Le comédien le plus à son aise est sans aucune hésitation Mel Brooks lui –même, qui interprète un Van Helsing puéril ayant de grosses difficultés pour s’exprimer dans un Anglais correct - la séquence durant il essaye d’expliquer à Seward et Harker qu’ils ont affaire à un fompireuuh est hilarante. Le comédien-scénariste-réalisateur est dans son monde, il y est à son aise, il se régale. Et nous avec. Dans le rôle de Dracula, on trouve Leslie Nielsen. Cet incroyable bonhomme, arrivé sur le tard à la comédie, fait preuve d’une jeunesse d’esprit et d’un goût pour le potache vraiment hors norme. Bien sur, il ne change pas son style, celui du type qui accumule les catastrophes avec une totale décontraction ou un air solennel, mais il le fait si bien que cela marche encore, et presque à tous les coups.

Dans la peau de Reinfeld, Peter MacNicol en fait peut-être un peu trop du coté des grimaces et des attitudes grotesques. Certaines de ses interventions sont réussies comme celle où, attablé pour prendre le thé avec le docteur Seward dans un jardin, il se met à dévorer tous les insectes qui passent à sa portée, en essayant de faire comme si de rien n’était. D’autres situations sont beaucoup moins marrantes, voire très lourdes, et les gesticulations de McNicol deviennent alors vraiment navrantes.

Les seconds rôles sont également bien détournés de leur esprit d’origine. Ma préférence va au débonnaire et rationnel docteur Seward, interprété par un Harvey Korman bedonnant et respirant le brave vieux monsieur un peu dépassé par les évènements. A ses cotés, le jeune premier Jonathan Harker (Steven Weber) parait bien fade. On sent vraiment que Brooks ne savait pas trop quoi faire du rôle. On lui préférera ainsi les performances réussies de Amy Yasbeck, dans le rôle de Mina, et surtout celle de Lysette Anthony, qui interprète la voluptueuse Lucy. Tour à tour timides, réservées, puis sauvages et vraiment coquines, elles rentrent parfaitement dans le délire de Mel Brooks, en accentuant outrancièrement leur jeu.

Les gags de situation sont plus rares (un cercueil vagabondant dans la cale d’un navire, un planté de pieu dans le cœur de Lucy qui entraîne des geysers d’hémoglobine sur le pauvre Harker) mais ils sont la plupart du temps très drôles, surtout la transformation de Dracula en ''chauve-souris à tête de Nielsen''. En fait, au niveau de la réalisation, Mel Brooks, fidèle à son habitude, a plutôt choisi de faire dans le fastueux. Décors superbes, costumes d’époque très réussis, ce souci du réalisme fait que les agissements loufoques des personnages en deviennent encore plus incongrus, donc drôles.
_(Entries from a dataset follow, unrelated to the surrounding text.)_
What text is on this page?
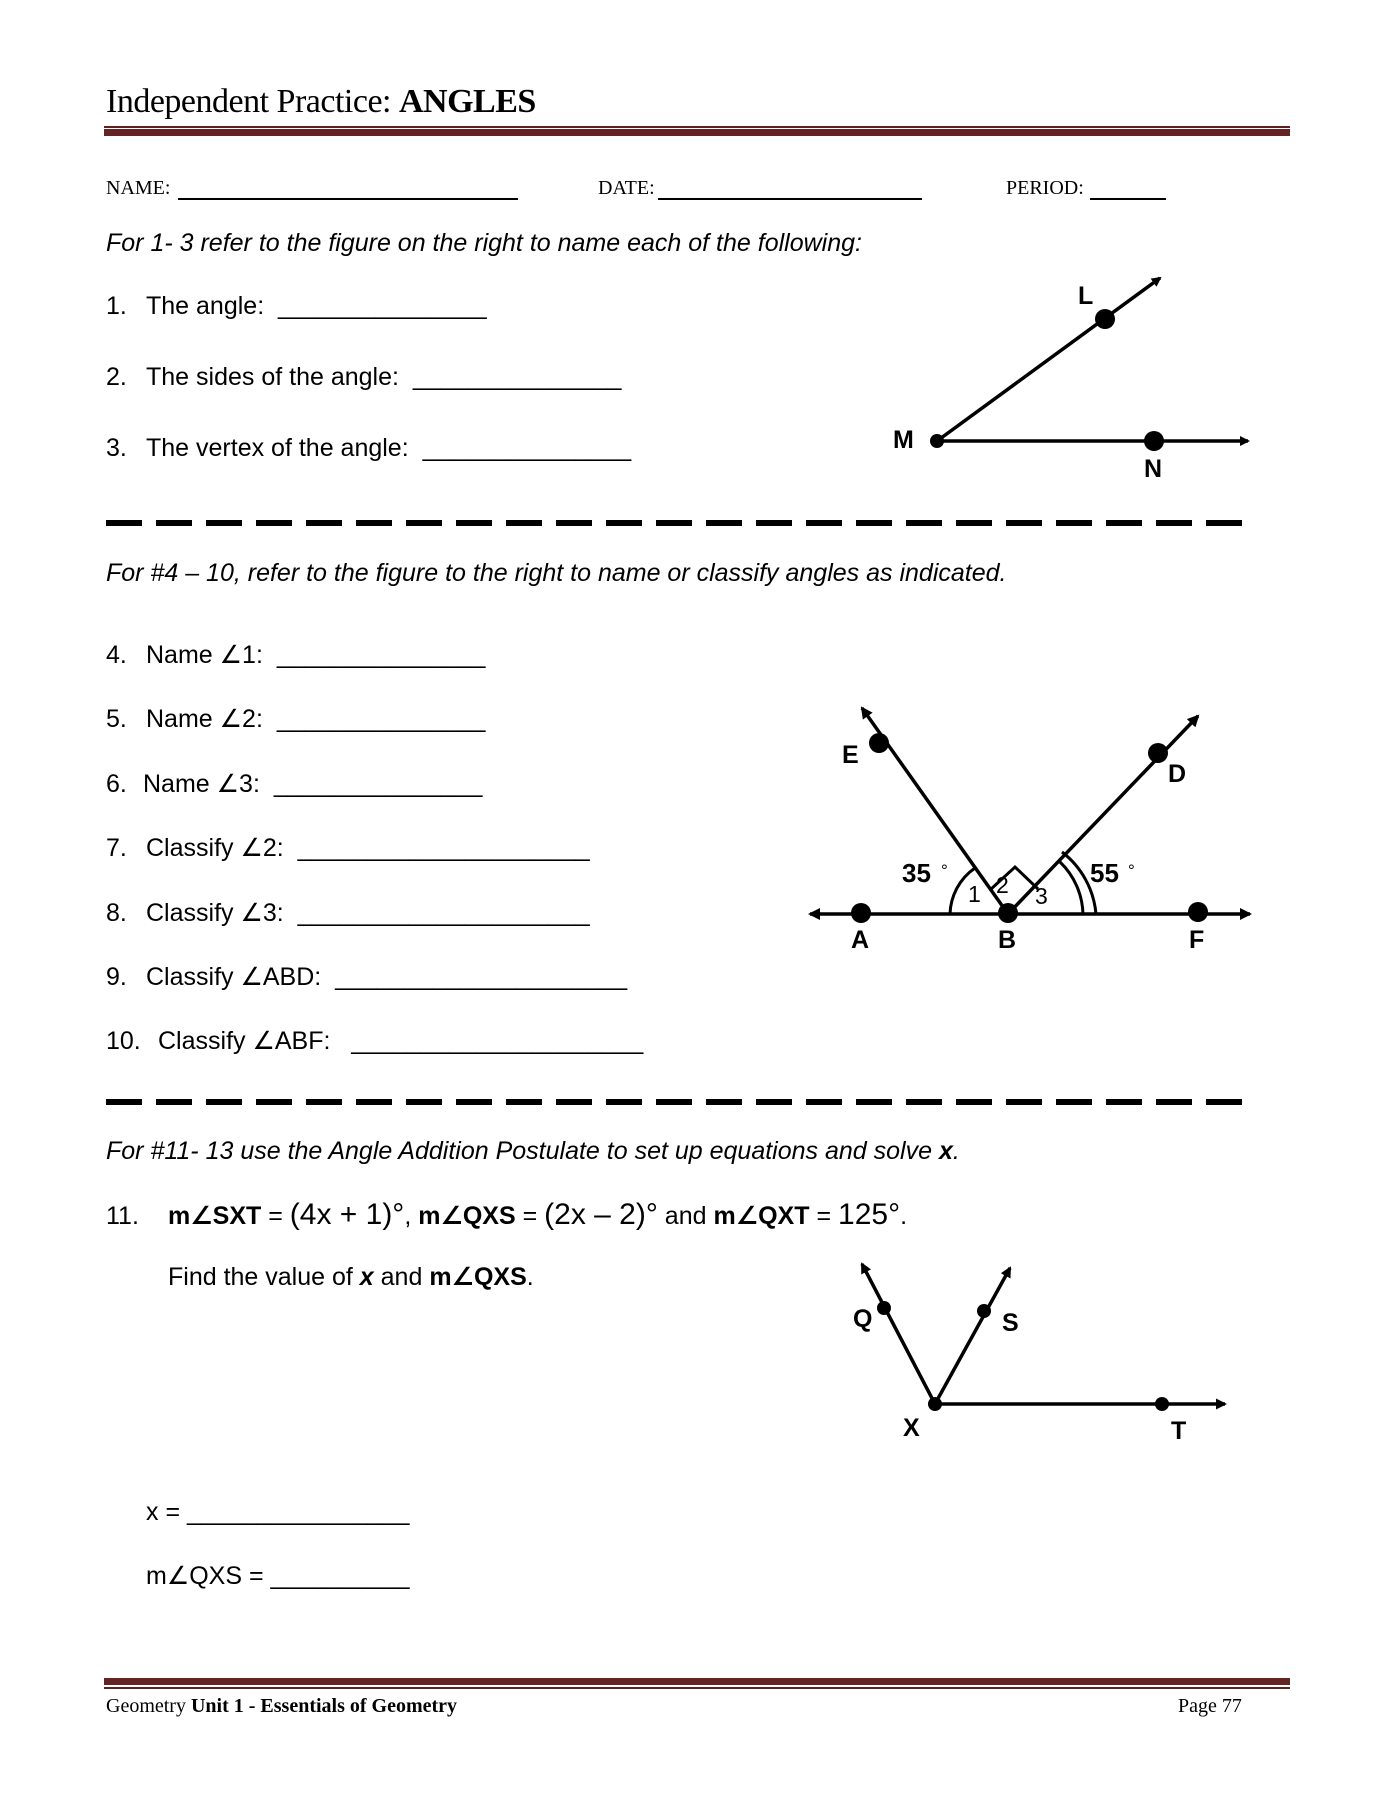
Independent Practice: ANGLES
NAME:	DATE:	PERIOD:
For 1- 3 refer to the figure on the right to name each of the following:
1. The angle: _______________
2. The sides of the angle: _______________
3. The vertex of the angle: _______________
L
M
N
For #4 – 10, refer to the figure to the right to name or classify angles as indicated.
4. Name ∠1: _______________
5. Name ∠2: _______________
6. Name ∠3: _______________
7. Classify ∠2: _____________________
8. Classify ∠3: _____________________
9. Classify ∠ABD: _____________________
10. Classify ∠ABF: _____________________
A	B	F
E
D
1 2 3
35 °	55 °
For #11- 13 use the Angle Addition Postulate to set up equations and solve x.
11. m∠SXT = (4x + 1)°, m∠QXS = (2x – 2)° and m∠QXT = 125°.
Find the value of x and m∠QXS.
Q	S
X	T
x = ________________
m∠QXS = __________
Geometry Unit 1 - Essentials of Geometry	Page 77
A noter le bel hommage à Roman Polanski avec une séquence de bal hilarante durant laquelle on assiste à une inversion des rôles par rapport aux Bal des Vampires – c’est un Dracula naïf qui se retrouve pris au piège.

 

La conclusion de

Dracula, mort et heureux de l’être, n’est pas le meilleur film de Mel Brooks, loin de là. Il pêche en fait par excès, avec une accumulation très serrée de gags parfois moyens auxquels il n’accorde aucune possibilité de mûrissement. Heureusement, certaines situations se suffisent à elles-mêmes pour nous faire rire, notamment grâce aux prestations délirantes de comédiens qui jouent le jeu à fond. Même si l’on ne rie en fait que par intermittence, le sourire reste en permanence sur nos lèvres. Ce qui n’est déjà pas si mal.

Que faut-il en retenir ?

  • # Un Mel Brooks hilarant
  • # Respect de l’œuvre originelle
  • # Des séquences très drôles
  • # Interprétation convaincante dans l’ensemble.

Que faut-il oublier ?

  • # Quelques pétards mouillés
  • # Peter MacNicol, parfois crispant.